When Discovery becomes Repeatable

Learn Data Science
Teradata Employee

When Discovery becomes Repeatable:     Given a real world scenario:  A team of data scientists worked with the business to discover patterns of behavior related to churn along one of its subscription based product lines.  They were given eight weeks to show if they could do it or not.  If not, on to the next problem or the drawing board.

They collected data from three sources(data acquisition), applied some transformations to the data in preparation for analytics (data preparation), they built a churn prediction model using analytics (analytics), and then present their findings to the business through visualizations and churning customer lists(Visualization and Information Delivery).  They test the model for several months and sure enough by making some business adjustments to service center operations and other customer interfacing systems they save the organization two million dollars by retaining high quality customers.   The system was build using the standard ‘Discovery Process.’  They were so successful that they were then tasked to turn over requirements to make that operation repeatable.
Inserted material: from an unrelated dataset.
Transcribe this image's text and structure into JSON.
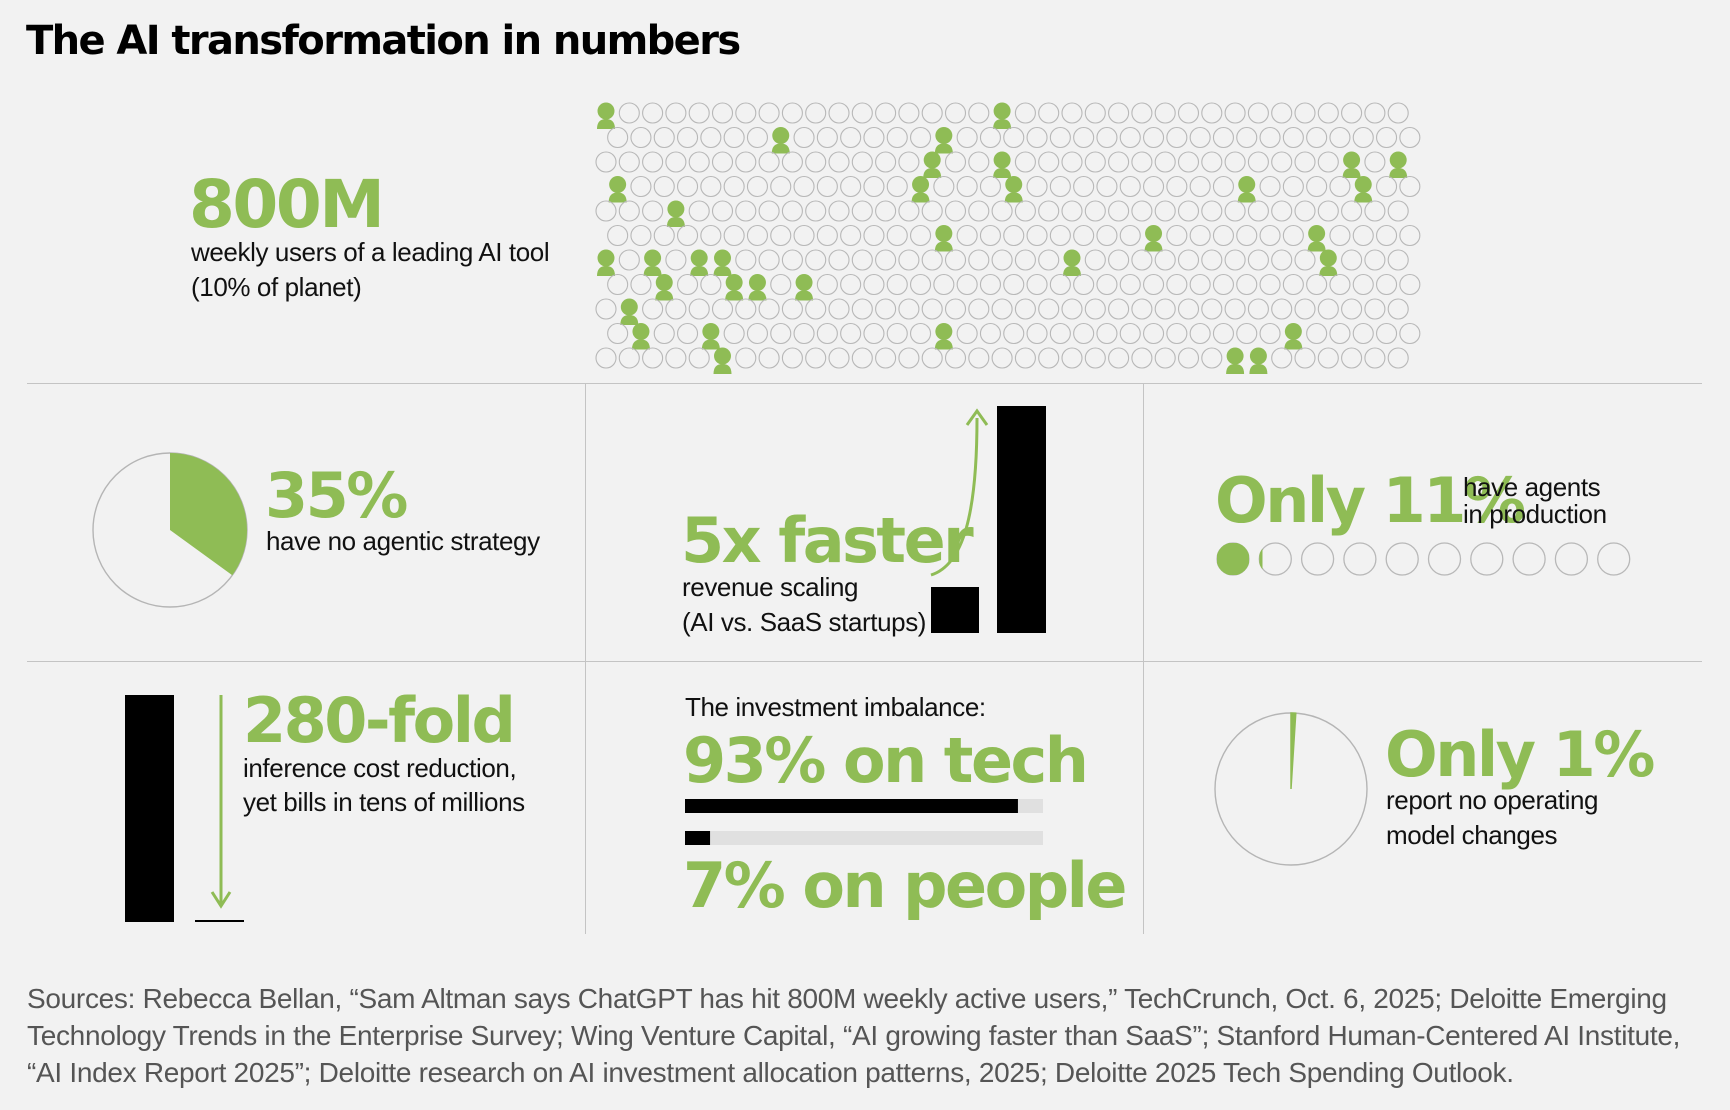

Let’s frame this activity properly.  Someone had an idea, what if we could bring together a set of customer information from a variety of sources and channels and identify a list of customers that could be on the path to churn.  What we are not doing is: being burdened by process, project approvals, paperwork, and standards and procedures.  We also have a discovery environment in place to support massive and rapid data collection and analytical application development.  We aren’t concerned with project management, timelines, standards, naming conventions and other internal teams.  The leadership of the organization is behind them because they hope to raise revenue and lower costs by retaining customers.  So cooperation from data source owners is not a problem.  Leadership is also stressing that the business work with the data team to understand how to operationalize findings. 

Conclusion:  The organization is behind the team, they have the equipment, and commodity based data science talent around ANSI SQL.  The business is willing to share data and operationalize findings.  They are successful and then asked to make it repeatable, reliable, and it is expected to produce outputs at the end of every month.  This is no longer an ad-hoc project but is now a repeatable project, with deadlines and deliverables, and is now business critical.  It will become production.
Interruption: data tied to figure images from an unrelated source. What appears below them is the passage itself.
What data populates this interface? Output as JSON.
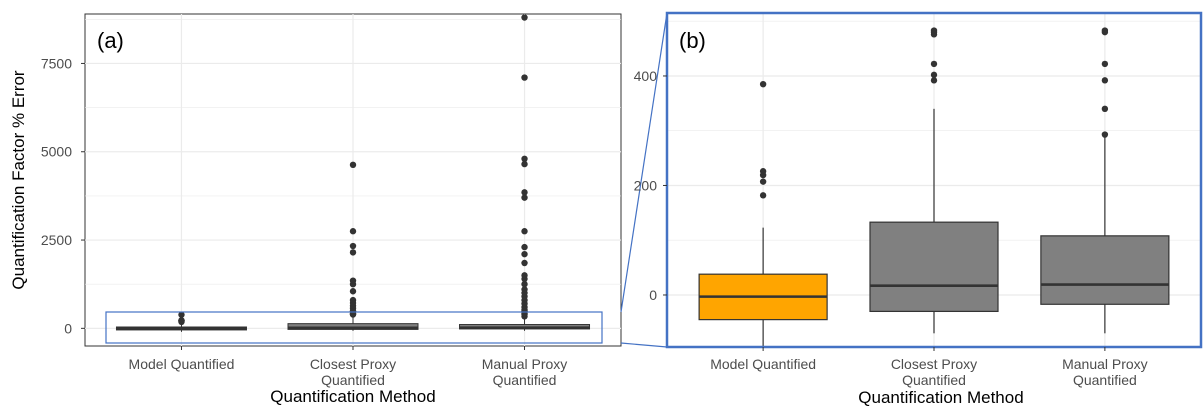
{
  "figure": {
    "zoom_box_color": "#4472c4"
  },
  "chart_data": [
    {
      "type": "box",
      "panel_label": "(a)",
      "xlabel": "Quantification Method",
      "ylabel": "Quantification Factor % Error",
      "ylim": [
        -500,
        8900
      ],
      "yticks": [
        0,
        2500,
        5000,
        7500
      ],
      "ytick_labels": [
        "0",
        "2500",
        "5000",
        "7500"
      ],
      "grid": true,
      "categories": [
        {
          "label": [
            "Model Quantified"
          ],
          "fill": "#ffa500",
          "q1": -45,
          "median": -3,
          "q3": 38,
          "whisker_low": -100,
          "whisker_high": 123,
          "outliers": [
            182,
            207,
            219,
            226,
            385
          ]
        },
        {
          "label": [
            "Closest Proxy",
            "Quantified"
          ],
          "fill": "#808080",
          "q1": -30,
          "median": 17,
          "q3": 133,
          "whisker_low": -70,
          "whisker_high": 340,
          "outliers": [
            392,
            402,
            422,
            476,
            483,
            560,
            640,
            720,
            800,
            1050,
            1250,
            1350,
            2150,
            2330,
            2750,
            4630
          ]
        },
        {
          "label": [
            "Manual Proxy",
            "Quantified"
          ],
          "fill": "#808080",
          "q1": -17,
          "median": 19,
          "q3": 108,
          "whisker_low": -70,
          "whisker_high": 290,
          "outliers": [
            340,
            392,
            422,
            480,
            485,
            520,
            600,
            700,
            800,
            900,
            1000,
            1100,
            1250,
            1400,
            1500,
            1850,
            2100,
            2300,
            2750,
            3700,
            3850,
            4650,
            4800,
            7100,
            8800
          ]
        }
      ]
    },
    {
      "type": "box",
      "panel_label": "(b)",
      "xlabel": "Quantification Method",
      "ylabel": "",
      "ylim": [
        -95,
        515
      ],
      "yticks": [
        0,
        200,
        400
      ],
      "ytick_labels": [
        "0",
        "200",
        "400"
      ],
      "grid": true,
      "categories": [
        {
          "label": [
            "Model Quantified"
          ],
          "fill": "#ffa500",
          "q1": -45,
          "median": -3,
          "q3": 38,
          "whisker_low": -100,
          "whisker_high": 123,
          "outliers": [
            182,
            207,
            219,
            226,
            385
          ]
        },
        {
          "label": [
            "Closest Proxy",
            "Quantified"
          ],
          "fill": "#808080",
          "q1": -30,
          "median": 17,
          "q3": 133,
          "whisker_low": -70,
          "whisker_high": 340,
          "outliers": [
            392,
            402,
            422,
            476,
            480,
            483
          ]
        },
        {
          "label": [
            "Manual Proxy",
            "Quantified"
          ],
          "fill": "#808080",
          "q1": -17,
          "median": 19,
          "q3": 108,
          "whisker_low": -70,
          "whisker_high": 290,
          "outliers": [
            293,
            340,
            392,
            422,
            480,
            483
          ]
        }
      ]
    }
  ]
}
Now that this is production we need to wrap all the traditional software project methodologies, standards, practices, and other Information Technology governance practices.

We also have to consider investing in a new environment for ‘Product Discovery’ or other options.  As mentioned in the previous section in this document, production environments are not best suited for ad-hoc activities like ones supported in a discovery environment.  Discovery is just one operationalized discovery project that will be implemented so it might make sense for now to add capacity instead of investing in a new environment.